I looked out into the front row and immediately spotted my brother and dad. My dad, covered in a blanket to keep him from freezing, nodded at me with a warm smile on his face. My brother winked and smiled with a proudness about him. I wouldn’t be doing any of this if it hadn’t been for him.
Usually the friends and family of the performers get brought to the front row when their match is on. I looked for my mom, slightly nervous about how her and my dad would relate now, being in the same space for the first time in twenty years, but I couldn’t see her anywhere.
“I’ll find her later,” I said to myself, while also being relieved that I didn’t have to worry about any parental confrontations right now.
The bell rang and the match started, the tired crowd graciously serenading me with chants of “Becky, Becky!”
Midway through the match I was sensing it was too long, considering the hour, and tomorrow was a school day after all.
It wasn’t going as smoothly as I had hoped for. It’s true that sound escapes in stadiums like that, but as a performer, and as a human, I was aware that that crowd had now been there for nearly nine hours.
We also hadn’t taken into account that Ronda had never done a triple threat, so some things that we knew from doing many of them she wasn’t aware of, such as rolling out of the ring and to the floor when you’re not in a portion of the match.
Eventually we had reached the crescendo. Charlotte was out of the picture, having gone through a table, and the crowd got riled up for the moment they had waited for. At last, it was Becky Lynch versus Ronda Rousey one-on-one.
We circled and then went in throwing fists before she cut me off to lead immediately to the finish, not giving them much of anything. She picked me up for one of her slams, but I rolled through to a pin. One, two, eh, three.
She had picked her shoulder up off the mat before the three count. Whether that was by accident or deliberate, I suppose we’ll never know.
But the ref, knowing this was the end of the match, counted to three regardless of Ronda’s shoulder coming up, in one of the most anticlimactic finishes in WrestleMania main event history. We were making all sorts of history that night!
Poor Spider even paid a $1,000 fine for his sin of counting three when a shoulder had come up. Vince was strict on these things.
The crowd jumped to their feet regardless. They were happy to see me win in this historic match but I’m sure also partially happy to get the hell home!

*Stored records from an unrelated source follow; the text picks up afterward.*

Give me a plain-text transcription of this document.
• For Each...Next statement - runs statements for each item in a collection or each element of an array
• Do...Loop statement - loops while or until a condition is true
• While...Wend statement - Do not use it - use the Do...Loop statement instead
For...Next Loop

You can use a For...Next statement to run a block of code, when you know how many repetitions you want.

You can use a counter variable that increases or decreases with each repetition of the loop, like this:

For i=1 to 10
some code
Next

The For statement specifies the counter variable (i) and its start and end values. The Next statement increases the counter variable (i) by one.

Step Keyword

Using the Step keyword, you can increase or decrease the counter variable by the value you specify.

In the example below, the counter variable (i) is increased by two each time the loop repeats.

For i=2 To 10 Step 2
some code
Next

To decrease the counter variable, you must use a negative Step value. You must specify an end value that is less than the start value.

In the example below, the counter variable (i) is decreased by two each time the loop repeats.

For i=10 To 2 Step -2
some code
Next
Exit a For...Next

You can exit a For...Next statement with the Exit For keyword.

All the people who got me to where I was flashing before my eyes as I crumpled over with disbelief.
When I stood up, I saw my dad and brother clapping.

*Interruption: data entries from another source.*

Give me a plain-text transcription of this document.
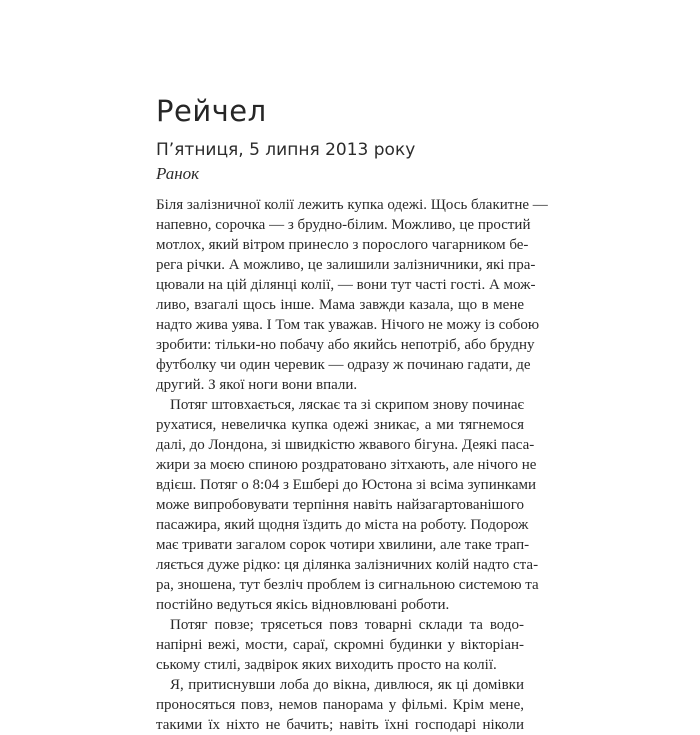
Рейчел
П’ятниця, 5 липня 2013 року
Ранок
Біля залізничної колії лежить купка одежі. Щось блакитне —
напевно, сорочка — з брудно-білим. Можливо, це простий
мотлох, який вітром принесло з порослого чагарником бе-
рега річки. А можливо, це залишили залізничники, які пра-
цювали на цій ділянці колії, — вони тут часті гості. А мож-
ливо, взагалі щось інше. Мама завжди казала, що в мене
надто жива уява. І Том так уважав. Нічого не можу із собою
зробити: тільки-но побачу або якийсь непотріб, або брудну
футболку чи один черевик — одразу ж починаю гадати, де
другий. З якої ноги вони впали.
Потяг штовхається, ляскає та зі скрипом знову починає
рухатися, невеличка купка одежі зникає, а ми тягнемося
далі, до Лондона, зі швидкістю жвавого бігуна. Деякі паса-
жири за моєю спиною роздратовано зітхають, але нічого не
вдієш. Потяг о 8:04 з Ешбері до Юстона зі всіма зупинками
може випробовувати терпіння навіть найзагартованішого
пасажира, який щодня їздить до міста на роботу. Подорож
має тривати загалом сорок чотири хвилини, але таке трап-
ляється дуже рідко: ця ділянка залізничних колій надто ста-
ра, зношена, тут безліч проблем із сигнальною системою та
постійно ведуться якісь відновлювані роботи.
Потяг повзе; трясеться повз товарні склади та водо-
напірні вежі, мости, сараї, скромні будинки у вікторіан-
ському стилі, задвірок яких виходить просто на колії.
Я, притиснувши лоба до вікна, дивлюся, як ці домівки
проносяться повз, немов панорама у фільмі. Крім мене,
такими їх ніхто не бачить; навіть їхні господарі ніколи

Where was my mom? Why wasn’t she there? She was supposed to have been brought down to the front.
I saw my friends Jay and Jen. Maybe my mom was on another side of the ring.
I surveyed the fringes of the crowd. I couldn’t see her anywhere.
My search was called off by fireworks going off to celebrate my win. I got fireworks!
Soak it in, I repeated to myself.
Am I soaking it in enough?
Is this the right way to soak it in?
No matter where you go, there you are. There will always be insecurities; there will always be doubts. But on this night, I had proved to myself, despite it all, I would find a way to overcome them.
I got out of the ring and ran to my brother and dad. “I’m proud of ya, kid.” Richy beamed.
“Well done, Becks,” said my dad as I hugged him.
I began to walk up the ramp, looking out to the crowd, afraid to even blink should I miss a second of this, the two titles I was holding becoming heavy on my shoulders.
Tomorrow I would worry about what would come next for me, but for tonight I was The Man.
I texted my mom when I got back to the changing room: “Where were you? Why weren’t you in the front?”
The last time she had seen me perform live in New York I had fallen flat on my face. Now I was holding two titles in the air, doing what no woman in the history of wrestling had ever done before.
“No one came to get us, but that’s okay. I’m so proud of you.”
Even The Man yearned for the approval of her mother. And to put her mind at rest. All those gambles were worth it.